Our first stop was to see how the power is generated for such a large plant. For this we were the guests of Contour Global. Contour Global is a power generation company who have developed and commissioned a small power plant right beside Coca-Cola HBC Ireland.

 

Firstly the plant provides Coca-Cola with electricity to power its bottling equipment. Secondly ContourGlobal also captures and cleans the Co2 from the burning of the natural gas in its engines and supplies it directly for making the Coke fizzy! Thirdly the plant captures the engine’s exhaust gas to provide hot water and steam. Lastly, heat recovered from the engine’s cooling system is transformed to chilled water via an absorption chiller. This four strand process is called Quad-Generation and in Lisburn provides an output capacity of 15MW, that’s 15000000 watts of power!
We saw the huge 20 cylinder engines that generated this power and felt its heat and experienced the noise it made! This was made possible as our guests timed their engine testing to coincide with our visit. Thank you!

In addition to the work in N.Ireland, we learned how ContourGlobal had used trapped methane from Lake Kivu in Kibuye, Rwanda to provide the local area with clean energy and subsequently how they had provided employment and increasing hopes of prosperity for the region. The lake incidentally is half the size of Ireland.

After lunch we walked a few hundred metres to the bottling facility. Amazingly we found ourselves in a really cool little cinema. We were to learn the history of Coca-Cola in Northern Ireland. What did we have to drink? A Coke of course. This interlude was special and totally unexpected. Coke finished, we began our tour. We saw the injection moulding machine that makes the small preforms that would later become plastic bottles. A process called blow moulding converts the preforms into full sized bottles.
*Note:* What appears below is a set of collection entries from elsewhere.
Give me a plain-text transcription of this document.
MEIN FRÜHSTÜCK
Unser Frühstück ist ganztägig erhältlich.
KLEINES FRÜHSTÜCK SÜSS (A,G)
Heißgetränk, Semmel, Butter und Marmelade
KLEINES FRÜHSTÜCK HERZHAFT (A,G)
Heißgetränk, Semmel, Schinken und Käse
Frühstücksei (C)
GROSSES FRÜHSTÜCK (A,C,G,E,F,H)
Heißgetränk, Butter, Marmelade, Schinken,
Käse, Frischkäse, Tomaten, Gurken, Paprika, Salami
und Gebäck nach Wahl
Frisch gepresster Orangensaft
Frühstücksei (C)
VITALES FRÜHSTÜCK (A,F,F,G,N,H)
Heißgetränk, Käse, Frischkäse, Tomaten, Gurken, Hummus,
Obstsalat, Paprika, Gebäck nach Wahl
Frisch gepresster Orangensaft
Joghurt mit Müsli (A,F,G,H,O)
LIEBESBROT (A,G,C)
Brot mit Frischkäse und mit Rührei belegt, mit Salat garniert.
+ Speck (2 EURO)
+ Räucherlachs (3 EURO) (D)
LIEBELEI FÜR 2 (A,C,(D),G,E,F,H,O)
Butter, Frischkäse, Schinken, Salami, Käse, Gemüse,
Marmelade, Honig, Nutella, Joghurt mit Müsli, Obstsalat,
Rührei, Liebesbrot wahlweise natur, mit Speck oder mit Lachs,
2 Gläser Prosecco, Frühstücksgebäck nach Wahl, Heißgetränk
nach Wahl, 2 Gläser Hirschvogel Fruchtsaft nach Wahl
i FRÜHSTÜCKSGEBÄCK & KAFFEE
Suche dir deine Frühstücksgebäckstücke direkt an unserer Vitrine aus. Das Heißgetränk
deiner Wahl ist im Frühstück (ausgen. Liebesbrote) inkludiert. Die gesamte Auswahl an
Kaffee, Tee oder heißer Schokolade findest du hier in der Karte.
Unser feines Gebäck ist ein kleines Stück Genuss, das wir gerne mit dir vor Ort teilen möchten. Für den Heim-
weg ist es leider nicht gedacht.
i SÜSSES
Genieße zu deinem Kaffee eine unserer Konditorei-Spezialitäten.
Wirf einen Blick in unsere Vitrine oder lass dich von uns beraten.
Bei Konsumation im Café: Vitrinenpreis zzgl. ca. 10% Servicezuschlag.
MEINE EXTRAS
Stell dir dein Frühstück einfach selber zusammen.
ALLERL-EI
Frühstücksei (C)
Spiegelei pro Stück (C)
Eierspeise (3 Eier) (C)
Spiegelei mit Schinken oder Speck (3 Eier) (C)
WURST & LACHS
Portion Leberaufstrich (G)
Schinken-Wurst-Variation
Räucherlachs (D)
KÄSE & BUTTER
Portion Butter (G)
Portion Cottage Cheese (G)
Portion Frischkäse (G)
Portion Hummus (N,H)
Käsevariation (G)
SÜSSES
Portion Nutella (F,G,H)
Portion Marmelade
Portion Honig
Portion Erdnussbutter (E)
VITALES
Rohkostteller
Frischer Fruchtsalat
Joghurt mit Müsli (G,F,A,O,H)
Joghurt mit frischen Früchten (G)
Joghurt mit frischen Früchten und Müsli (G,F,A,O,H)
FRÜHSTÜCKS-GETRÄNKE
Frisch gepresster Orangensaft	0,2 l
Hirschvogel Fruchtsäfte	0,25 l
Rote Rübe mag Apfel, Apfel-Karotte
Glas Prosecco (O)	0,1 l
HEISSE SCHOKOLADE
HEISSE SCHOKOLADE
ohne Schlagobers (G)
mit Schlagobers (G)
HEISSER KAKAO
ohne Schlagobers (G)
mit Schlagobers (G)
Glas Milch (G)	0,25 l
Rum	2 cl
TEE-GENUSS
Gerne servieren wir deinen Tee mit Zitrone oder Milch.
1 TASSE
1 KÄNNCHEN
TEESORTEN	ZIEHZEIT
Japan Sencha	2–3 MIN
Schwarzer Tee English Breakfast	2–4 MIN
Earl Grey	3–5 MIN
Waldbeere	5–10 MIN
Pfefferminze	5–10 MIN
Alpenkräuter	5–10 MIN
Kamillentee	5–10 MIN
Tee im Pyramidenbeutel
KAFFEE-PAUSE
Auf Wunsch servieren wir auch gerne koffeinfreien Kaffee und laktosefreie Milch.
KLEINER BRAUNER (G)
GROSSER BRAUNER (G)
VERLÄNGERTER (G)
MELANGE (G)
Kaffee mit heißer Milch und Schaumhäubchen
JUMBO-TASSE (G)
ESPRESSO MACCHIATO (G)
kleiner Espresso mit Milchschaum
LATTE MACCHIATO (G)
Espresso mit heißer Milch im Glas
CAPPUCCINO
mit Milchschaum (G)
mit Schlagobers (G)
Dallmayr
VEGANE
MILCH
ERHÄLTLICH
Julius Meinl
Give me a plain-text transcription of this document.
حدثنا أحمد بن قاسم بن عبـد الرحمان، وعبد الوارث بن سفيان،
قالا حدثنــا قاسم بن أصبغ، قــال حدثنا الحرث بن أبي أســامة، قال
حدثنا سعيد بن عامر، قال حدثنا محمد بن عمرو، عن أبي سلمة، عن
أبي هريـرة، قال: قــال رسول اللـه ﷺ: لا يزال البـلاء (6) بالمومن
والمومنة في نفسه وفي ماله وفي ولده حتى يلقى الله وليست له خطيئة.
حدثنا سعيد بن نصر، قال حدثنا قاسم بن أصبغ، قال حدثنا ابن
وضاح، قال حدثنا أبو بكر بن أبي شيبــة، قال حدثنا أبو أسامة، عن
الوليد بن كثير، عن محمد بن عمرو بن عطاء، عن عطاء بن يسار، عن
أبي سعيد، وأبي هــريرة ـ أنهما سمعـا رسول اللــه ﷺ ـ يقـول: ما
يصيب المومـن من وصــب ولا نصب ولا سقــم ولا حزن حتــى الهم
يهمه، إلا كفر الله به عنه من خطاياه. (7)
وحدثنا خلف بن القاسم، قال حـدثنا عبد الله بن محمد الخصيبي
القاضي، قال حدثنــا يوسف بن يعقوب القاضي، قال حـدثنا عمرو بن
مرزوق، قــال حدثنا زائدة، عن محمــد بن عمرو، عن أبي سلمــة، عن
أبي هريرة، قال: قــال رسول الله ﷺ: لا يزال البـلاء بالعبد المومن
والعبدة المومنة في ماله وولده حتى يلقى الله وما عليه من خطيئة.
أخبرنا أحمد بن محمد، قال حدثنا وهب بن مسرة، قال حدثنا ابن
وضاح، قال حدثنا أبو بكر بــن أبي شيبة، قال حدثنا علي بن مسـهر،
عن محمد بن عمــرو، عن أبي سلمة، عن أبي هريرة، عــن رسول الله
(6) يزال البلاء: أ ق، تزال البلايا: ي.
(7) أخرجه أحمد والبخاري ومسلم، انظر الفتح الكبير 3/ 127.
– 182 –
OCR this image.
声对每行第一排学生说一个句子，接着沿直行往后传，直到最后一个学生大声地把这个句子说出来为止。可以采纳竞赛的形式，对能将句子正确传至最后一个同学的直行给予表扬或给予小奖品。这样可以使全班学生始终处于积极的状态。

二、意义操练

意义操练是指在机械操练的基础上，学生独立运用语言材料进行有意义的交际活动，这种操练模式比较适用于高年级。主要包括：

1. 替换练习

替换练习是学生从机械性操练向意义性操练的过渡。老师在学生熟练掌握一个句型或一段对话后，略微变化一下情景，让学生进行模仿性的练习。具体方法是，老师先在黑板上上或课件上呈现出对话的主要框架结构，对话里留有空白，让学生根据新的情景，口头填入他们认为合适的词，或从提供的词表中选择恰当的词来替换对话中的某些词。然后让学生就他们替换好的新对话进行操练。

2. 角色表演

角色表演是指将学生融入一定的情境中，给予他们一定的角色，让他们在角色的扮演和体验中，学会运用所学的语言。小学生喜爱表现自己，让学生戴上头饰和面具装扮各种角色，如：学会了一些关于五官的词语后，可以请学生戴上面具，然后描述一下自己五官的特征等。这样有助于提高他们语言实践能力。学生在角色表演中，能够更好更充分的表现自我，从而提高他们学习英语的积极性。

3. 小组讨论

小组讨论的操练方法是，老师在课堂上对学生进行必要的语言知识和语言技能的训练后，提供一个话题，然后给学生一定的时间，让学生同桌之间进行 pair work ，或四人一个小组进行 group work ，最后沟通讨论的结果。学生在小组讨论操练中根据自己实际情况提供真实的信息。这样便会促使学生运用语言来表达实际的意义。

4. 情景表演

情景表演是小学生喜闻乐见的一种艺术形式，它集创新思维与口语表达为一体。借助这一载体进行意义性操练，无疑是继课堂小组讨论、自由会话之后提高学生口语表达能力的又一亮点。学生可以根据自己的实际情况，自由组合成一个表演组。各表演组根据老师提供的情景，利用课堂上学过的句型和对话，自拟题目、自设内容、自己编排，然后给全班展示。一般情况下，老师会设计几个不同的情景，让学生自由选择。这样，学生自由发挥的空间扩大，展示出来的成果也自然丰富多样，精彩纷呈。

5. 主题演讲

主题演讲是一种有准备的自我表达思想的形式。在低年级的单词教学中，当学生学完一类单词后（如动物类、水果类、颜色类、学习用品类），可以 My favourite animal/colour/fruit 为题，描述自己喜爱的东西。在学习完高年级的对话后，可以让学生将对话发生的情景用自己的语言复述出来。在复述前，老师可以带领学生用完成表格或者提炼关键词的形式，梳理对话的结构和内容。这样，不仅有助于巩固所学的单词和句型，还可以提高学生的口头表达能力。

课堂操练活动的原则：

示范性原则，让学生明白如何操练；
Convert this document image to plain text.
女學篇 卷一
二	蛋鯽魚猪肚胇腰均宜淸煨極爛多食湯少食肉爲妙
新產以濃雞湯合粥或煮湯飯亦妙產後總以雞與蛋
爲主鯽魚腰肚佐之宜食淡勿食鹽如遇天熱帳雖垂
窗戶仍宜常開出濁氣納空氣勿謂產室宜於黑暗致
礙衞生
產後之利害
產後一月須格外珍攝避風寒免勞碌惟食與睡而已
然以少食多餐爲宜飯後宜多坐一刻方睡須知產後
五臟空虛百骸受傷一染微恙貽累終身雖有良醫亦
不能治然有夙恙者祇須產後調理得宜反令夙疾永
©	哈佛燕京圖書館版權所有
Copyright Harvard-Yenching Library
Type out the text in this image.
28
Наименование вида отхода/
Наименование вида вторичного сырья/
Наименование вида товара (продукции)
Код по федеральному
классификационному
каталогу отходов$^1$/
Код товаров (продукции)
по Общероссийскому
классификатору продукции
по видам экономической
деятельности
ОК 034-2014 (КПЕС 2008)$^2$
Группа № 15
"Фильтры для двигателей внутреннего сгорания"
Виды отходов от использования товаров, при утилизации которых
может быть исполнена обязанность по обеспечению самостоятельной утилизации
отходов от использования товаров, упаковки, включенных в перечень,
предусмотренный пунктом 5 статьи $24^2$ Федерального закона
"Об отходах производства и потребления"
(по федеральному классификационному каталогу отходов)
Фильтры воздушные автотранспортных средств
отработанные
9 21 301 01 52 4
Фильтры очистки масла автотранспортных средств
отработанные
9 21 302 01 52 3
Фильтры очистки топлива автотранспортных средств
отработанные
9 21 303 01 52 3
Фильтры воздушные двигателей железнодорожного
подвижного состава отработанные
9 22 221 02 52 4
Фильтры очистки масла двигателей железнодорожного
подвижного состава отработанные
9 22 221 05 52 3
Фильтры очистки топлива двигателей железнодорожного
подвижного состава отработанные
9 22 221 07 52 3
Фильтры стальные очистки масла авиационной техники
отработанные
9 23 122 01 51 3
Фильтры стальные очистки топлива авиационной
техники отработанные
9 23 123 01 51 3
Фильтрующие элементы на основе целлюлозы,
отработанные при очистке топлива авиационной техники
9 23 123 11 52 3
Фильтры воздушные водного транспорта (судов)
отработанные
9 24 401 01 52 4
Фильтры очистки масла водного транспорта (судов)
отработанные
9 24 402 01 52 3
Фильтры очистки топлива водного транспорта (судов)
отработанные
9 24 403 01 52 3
We also got to hold the secretive syrup that forms the basis of Coca-Cola. The ‘7X’ as it is called smelt very strong and didn’t look that appetising. It is said that only a handful of people know its true ingredients, Having watched the bottles being filled and stood in a hallway where the pipes above our heads were full of Fanta we progressed to the canning line. 25 cans per second were being filled as we stared. Can they do that? Yes they can!

Finally to finish our day we spent some time in the visitors experience games room. This was the perfect way to end the day and our first full week back in school after the summer. Our sincere thanks to our host, Mr Lorne Kavanagh and his team for taking the time out of their busy day to facilitate us and for making us so welcome.